Its 5:30 am. The alarm clock shaped like a little person goes off. I glance at the monitor. Already, he has flipped himself on to his stomach, his arms still pinned in his swaddle. His face is smashed into the crib floor and he is getting angry. I go into his room hoping that I can nurse him back to sleep, but it is apparent that today is not my lucky day as he pulls off all giggle and coos. He shows off his new top teeth in his grin. As I change him, it becomes obvious why little guy is so happy. He has relieved himself of a giant poo. Of course he wasn’t going to go back to sleep, not when he has had the weight of the world lifted off of him.
Thirty minutes into play time, Baby F. has decided that it really is too early to be up and about. He is tired. He rubs his eyes and decides that he is unhappy with all of his toys. He doesn’t want to play contentedly on his back, tummy, or sitting up. He, instead, wants to climb all over mom and show how unsatisfied he is by pulling at my hair and biting my shoulder. I look at the clock and wonder how I am going to spend the next 2 hours before nap time. Although I was going to take the morning off due to my being tired, I decide that the only way to survive this morning is to kill some time outside running with the stroller. I get changed into my running gear, strap baby in the BOB, and head outdoors regardless the dark and the light rain falling.

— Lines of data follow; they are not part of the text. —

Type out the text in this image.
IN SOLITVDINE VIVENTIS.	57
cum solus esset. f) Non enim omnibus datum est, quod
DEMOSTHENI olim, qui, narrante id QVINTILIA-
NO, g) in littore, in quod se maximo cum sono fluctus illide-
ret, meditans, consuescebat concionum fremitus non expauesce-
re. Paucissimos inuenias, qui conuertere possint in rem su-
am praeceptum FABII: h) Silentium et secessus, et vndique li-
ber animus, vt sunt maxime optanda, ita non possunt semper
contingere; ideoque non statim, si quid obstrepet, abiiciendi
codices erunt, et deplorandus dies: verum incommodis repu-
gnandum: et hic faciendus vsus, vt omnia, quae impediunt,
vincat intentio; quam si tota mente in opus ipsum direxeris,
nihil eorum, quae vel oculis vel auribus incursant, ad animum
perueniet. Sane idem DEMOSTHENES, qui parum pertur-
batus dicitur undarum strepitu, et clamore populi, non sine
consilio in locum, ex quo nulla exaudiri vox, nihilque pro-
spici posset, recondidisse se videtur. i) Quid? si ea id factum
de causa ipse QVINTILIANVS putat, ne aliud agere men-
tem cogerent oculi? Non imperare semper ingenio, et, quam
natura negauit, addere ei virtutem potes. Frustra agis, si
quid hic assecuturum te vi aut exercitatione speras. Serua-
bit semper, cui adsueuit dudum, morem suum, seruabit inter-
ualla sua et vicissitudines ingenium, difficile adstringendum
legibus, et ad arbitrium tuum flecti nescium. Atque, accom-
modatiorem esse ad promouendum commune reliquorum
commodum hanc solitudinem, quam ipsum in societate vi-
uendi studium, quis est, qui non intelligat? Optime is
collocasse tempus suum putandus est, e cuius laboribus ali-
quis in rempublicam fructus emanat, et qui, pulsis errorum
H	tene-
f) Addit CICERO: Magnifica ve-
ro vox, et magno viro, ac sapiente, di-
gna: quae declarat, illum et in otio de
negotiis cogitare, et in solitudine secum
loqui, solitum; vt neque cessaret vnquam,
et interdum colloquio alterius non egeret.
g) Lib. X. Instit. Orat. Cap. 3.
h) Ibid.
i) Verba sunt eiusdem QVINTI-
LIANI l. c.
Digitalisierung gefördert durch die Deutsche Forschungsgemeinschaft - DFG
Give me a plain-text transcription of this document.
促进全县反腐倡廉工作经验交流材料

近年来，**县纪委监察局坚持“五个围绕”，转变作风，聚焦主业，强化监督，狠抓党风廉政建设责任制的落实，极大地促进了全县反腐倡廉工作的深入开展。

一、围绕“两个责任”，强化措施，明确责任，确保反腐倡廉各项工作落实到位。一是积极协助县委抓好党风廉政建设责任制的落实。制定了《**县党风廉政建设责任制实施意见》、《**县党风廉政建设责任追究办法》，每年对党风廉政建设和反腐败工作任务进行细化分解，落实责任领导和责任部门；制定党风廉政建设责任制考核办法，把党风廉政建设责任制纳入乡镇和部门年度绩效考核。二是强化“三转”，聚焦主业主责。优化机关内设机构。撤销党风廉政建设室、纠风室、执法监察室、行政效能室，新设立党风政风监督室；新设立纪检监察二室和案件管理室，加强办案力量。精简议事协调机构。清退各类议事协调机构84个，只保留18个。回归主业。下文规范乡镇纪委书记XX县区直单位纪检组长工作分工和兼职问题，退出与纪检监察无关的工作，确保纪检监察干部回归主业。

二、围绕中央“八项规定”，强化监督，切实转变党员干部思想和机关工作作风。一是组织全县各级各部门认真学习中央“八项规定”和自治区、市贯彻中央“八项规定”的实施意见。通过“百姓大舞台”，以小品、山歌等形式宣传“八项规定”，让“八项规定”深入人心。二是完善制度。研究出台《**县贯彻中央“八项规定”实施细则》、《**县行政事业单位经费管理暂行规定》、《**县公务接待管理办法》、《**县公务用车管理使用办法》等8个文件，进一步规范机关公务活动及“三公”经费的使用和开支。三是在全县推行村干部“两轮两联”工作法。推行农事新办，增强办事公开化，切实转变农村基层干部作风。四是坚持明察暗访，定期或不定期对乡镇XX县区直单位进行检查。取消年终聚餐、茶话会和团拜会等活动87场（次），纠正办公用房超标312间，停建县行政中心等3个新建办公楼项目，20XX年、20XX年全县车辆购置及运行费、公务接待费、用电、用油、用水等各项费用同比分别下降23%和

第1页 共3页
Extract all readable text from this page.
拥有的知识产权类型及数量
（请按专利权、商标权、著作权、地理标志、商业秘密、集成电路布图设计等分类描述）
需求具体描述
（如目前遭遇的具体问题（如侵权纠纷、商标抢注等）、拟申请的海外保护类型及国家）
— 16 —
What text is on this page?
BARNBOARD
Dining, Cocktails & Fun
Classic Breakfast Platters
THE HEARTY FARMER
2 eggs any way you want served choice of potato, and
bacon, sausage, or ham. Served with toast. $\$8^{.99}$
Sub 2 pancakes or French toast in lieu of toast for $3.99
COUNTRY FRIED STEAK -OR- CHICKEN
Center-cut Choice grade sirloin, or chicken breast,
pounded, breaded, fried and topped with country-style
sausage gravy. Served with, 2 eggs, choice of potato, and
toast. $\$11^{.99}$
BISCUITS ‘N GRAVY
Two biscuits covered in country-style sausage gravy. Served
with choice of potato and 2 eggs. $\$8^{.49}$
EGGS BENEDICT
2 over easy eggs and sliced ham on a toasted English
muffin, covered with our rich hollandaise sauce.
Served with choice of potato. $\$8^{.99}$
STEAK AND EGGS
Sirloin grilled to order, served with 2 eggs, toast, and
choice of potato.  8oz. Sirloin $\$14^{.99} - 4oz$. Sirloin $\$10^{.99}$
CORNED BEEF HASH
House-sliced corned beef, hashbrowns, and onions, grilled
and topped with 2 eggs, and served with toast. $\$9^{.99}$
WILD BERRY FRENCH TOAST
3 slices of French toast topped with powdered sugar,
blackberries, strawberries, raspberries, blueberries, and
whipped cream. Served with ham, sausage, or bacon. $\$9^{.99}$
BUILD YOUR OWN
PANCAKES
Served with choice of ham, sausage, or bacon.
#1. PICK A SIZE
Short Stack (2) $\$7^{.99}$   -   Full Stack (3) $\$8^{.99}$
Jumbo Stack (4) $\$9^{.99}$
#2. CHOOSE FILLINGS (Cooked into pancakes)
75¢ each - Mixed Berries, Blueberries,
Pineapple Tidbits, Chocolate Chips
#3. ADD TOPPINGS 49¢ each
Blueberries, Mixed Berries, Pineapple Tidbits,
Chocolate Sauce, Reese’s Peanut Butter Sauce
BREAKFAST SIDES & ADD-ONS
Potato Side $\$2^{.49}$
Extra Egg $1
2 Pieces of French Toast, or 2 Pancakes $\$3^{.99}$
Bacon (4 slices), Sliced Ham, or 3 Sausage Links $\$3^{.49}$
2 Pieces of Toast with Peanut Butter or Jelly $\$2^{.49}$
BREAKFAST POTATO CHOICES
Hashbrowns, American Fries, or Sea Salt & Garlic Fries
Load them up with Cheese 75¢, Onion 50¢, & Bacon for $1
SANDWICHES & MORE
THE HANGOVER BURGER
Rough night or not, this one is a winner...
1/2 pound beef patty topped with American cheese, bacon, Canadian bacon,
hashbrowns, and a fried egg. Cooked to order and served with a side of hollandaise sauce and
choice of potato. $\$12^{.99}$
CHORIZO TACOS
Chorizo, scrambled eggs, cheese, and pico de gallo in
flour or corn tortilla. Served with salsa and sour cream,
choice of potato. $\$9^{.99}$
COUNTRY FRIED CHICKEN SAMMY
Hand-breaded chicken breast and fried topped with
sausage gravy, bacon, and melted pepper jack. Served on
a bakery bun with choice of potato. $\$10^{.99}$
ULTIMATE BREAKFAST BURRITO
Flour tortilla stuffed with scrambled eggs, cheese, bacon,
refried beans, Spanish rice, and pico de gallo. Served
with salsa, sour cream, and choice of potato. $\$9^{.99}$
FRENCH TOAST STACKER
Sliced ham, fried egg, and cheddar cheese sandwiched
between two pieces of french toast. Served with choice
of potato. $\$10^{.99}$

At 7:30, I put an exhausted baby down for a nap. I take a shower and grab breakfast only to be interrupted towards the end by a call on the monitor. Baby has woken up. Forty minutes have passed. I wait, hoping against hope that he might settle himself down, but the nap gods are against me. Baby has flipped again--stuck like an overturned beetle and intervention is necessary.
Somehow, I make it to afternoon nap. A lunchtime visit from Mr. F. helps. I repeatedly thank the person who designed the Ergo--my own personal salvation. Not only does Baby get to be Close! To! Mom! the straps make excellent chew toys. Baby F. contentedly files down his teeth on the canvas as I unload the dishwasher, start some laundry, and do various other household tasks. As I put Baby down for another nap, I breathe a sigh of hallelujah. Now I can take a breather. Since he is so exhausted, surely he will sleep solidly for a couple of hours.
I grab some lunch. I decide to take the opportunity to rest on the couch. Just as my mind is slowly winding down, I hear a call. Baby F. is up again--40 minutes later. It is obvious that he is still very exhausted. I try to put him down again, only to have him cry piteously at me every time I lay him down. My brain and body have switched to survival mode: by whatever means necessary. I get comfortable in our slightly rickety glider, stick Baby on the boob, and hunker down for an unknown amount of time. Two hours later with a crick in my neck, a slightly raw boob, but a more-or-less well-rested baby, we emerge from the nursery.
Mr. F. comes home to a very happy child but a rather exhausted wife. “What are the plans for tonight?” he asks. I look at him blankly, the words taking a long time to register in my mind. It takes even longer to formulate the unhelpful reply, “I don’t know.” Part of my mind tells me to get up and start dinner or to just get up and do the 20 things staring me in the face that needs doing, but I have no energy to call upon. I can barely find the energy to ask Mr. F. to check Baby’s bum. My suspicions are correct, the sounds I had heard not too long ago did indicate another poopy diaper. I show no shame or remorse in letting Mr. F. change the diaper. Nor do I put up a fight when Mr. F. indicates that he will take charge of dinner tonight. I think to myself, “This is why I married a man who cooks.”
And now it is 8:30. It is time to turn off the computer, turn off the lights, and start the process of getting to bed. 5:30 comes quickly and there is no guarantee that tomorrow will be any different than today.